The armed struggle waged by Eelam Tamils resulted in Norway-brokered Ceasefire and Peace Talks in 2002. However, due to world and regional powers with strategic interests to the geopolitically significant island in the Indian Ocean, the hard earned power balance achieved by Tamils for negotiations with Sinhala rulers was destroyed, resulting in a genocidal war annihilating the entire de-facto administration, the Tamil fighters and the people. Tamil people, including children and women, were subjected to mass slaughter through aerial and artillery bombardments that targeted designated safe zones declared by Sri Lanka state. The key political, administrative leaders, and the leading fighters of the armed resistance were annihilated in the genocidal war and after the war while under captivity, they were systematically massacred by the ethnic Sinhala military.
At the height of the genocidal war in 2009 and in its immediate aftermath, the Tamil diaspora re-mandated the Tamil aspiration in a series of self-mobilised referendums in ten host countries.
The UN has admitted its systemic failure to evoke the Right to Protect doctrine but subsequently keeps failing to deliver international justice to the protracted genocide of Tamils. The Permanent Peoples’ Tribunal (PPT) on Sri Lanka, an international opinion tribunal independent from any State or UN authority, found Sri Lanka guilty of genocide in January 2014 at its Bremen Session. The PPT also found military and non-military aid or assistance by the UK and USA to the extent of being complicit in the Sri Lankan State’s crime of genocide. It also resolved to consider the Indian state’s guilt of being complicit in genocide against the Tamil people.
A series of US-initiated UNHRC resolutions, most of them in consensus with the Sri Lankan State, have failed to deliver accountability. The US-initiated resolutions have avoided accountability for genocide and focused only on war crimes and crimes against humanity of both sides to the war. The UNHRC discourse needs to be course-corrected by the other UN Member States to deliver international justice and ensure non-recurrence of genocidal acts in the island of Sri Lanka.
In her report submitted to the ongoing forty-sixth session of the UNHRC in Geneva in February 2021, the United Nations High Commissioner for Human Rights has called UN Member States to take steps towards the referral of the situation in Sri Lanka to the International Criminal Court (ICC) as a measure amongst the options in advancing criminal accountability and providing redress for victims.

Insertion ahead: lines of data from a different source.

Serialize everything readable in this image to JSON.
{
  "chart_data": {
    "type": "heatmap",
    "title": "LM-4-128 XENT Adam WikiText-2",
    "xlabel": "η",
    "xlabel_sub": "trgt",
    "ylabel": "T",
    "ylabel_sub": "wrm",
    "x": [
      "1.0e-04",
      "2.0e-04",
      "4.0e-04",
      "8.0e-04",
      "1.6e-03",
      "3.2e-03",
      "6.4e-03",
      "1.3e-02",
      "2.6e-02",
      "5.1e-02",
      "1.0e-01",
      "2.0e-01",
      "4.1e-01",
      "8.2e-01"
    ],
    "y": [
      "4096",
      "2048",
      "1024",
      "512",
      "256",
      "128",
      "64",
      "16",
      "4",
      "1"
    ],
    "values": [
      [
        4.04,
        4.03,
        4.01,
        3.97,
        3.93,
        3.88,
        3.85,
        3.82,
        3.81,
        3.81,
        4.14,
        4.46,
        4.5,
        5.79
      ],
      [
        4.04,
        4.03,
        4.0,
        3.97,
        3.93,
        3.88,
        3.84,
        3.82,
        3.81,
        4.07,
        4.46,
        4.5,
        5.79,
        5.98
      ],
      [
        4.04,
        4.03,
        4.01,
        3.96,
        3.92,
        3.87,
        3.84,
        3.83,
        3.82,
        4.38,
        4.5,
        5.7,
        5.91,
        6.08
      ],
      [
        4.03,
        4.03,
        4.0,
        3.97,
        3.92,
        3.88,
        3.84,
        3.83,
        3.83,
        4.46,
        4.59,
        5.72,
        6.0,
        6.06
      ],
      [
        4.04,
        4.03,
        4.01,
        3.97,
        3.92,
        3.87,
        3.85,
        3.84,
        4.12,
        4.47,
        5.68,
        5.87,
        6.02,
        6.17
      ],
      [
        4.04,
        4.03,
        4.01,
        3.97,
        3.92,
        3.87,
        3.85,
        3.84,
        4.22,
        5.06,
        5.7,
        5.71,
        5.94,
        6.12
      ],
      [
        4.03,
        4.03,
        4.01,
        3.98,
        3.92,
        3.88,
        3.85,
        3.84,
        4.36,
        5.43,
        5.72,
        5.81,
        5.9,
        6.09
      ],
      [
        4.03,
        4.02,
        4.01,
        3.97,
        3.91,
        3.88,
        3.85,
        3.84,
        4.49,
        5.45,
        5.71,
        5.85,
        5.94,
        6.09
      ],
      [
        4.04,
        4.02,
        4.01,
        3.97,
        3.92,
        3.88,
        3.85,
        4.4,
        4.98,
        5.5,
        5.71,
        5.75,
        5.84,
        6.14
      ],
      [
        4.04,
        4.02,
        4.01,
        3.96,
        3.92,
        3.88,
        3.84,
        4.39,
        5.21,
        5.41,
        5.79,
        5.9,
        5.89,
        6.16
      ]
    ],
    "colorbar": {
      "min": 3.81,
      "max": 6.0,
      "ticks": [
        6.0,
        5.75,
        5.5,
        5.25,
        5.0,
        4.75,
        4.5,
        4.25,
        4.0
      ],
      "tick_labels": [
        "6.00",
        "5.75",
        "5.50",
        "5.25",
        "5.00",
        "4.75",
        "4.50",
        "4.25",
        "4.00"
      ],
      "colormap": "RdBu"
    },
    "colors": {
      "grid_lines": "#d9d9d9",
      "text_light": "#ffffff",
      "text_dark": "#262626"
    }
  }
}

All Tamil national parties with parliamentary representation in the island have called on the UN Member States to pursue the ICC option in a joint request made on 15 January 2021.
However, the Foreign, Commonwealth and Development Office of the UK has stated to Tamil organisations in the UK that the ICC step would not have the support of the required Security Council Member States and that it would not advance the cause of accountability for an ICC referral to fail to win Security Council support or to be vetoed. The ICC has jurisdiction to investigate the crimes that occurred after 01 July 2002 and ICC investigations on Sri Lanka could only be advanced through a referral made by a Security Council Resolution since Sri Lanka is not party to the Rome Statute.
Canada should consider all options available for independent international investigation on the crime of genocide and war crimes committed by the state via International Court of Justice and individual high command responsibilities via ICT, ICC and national courts.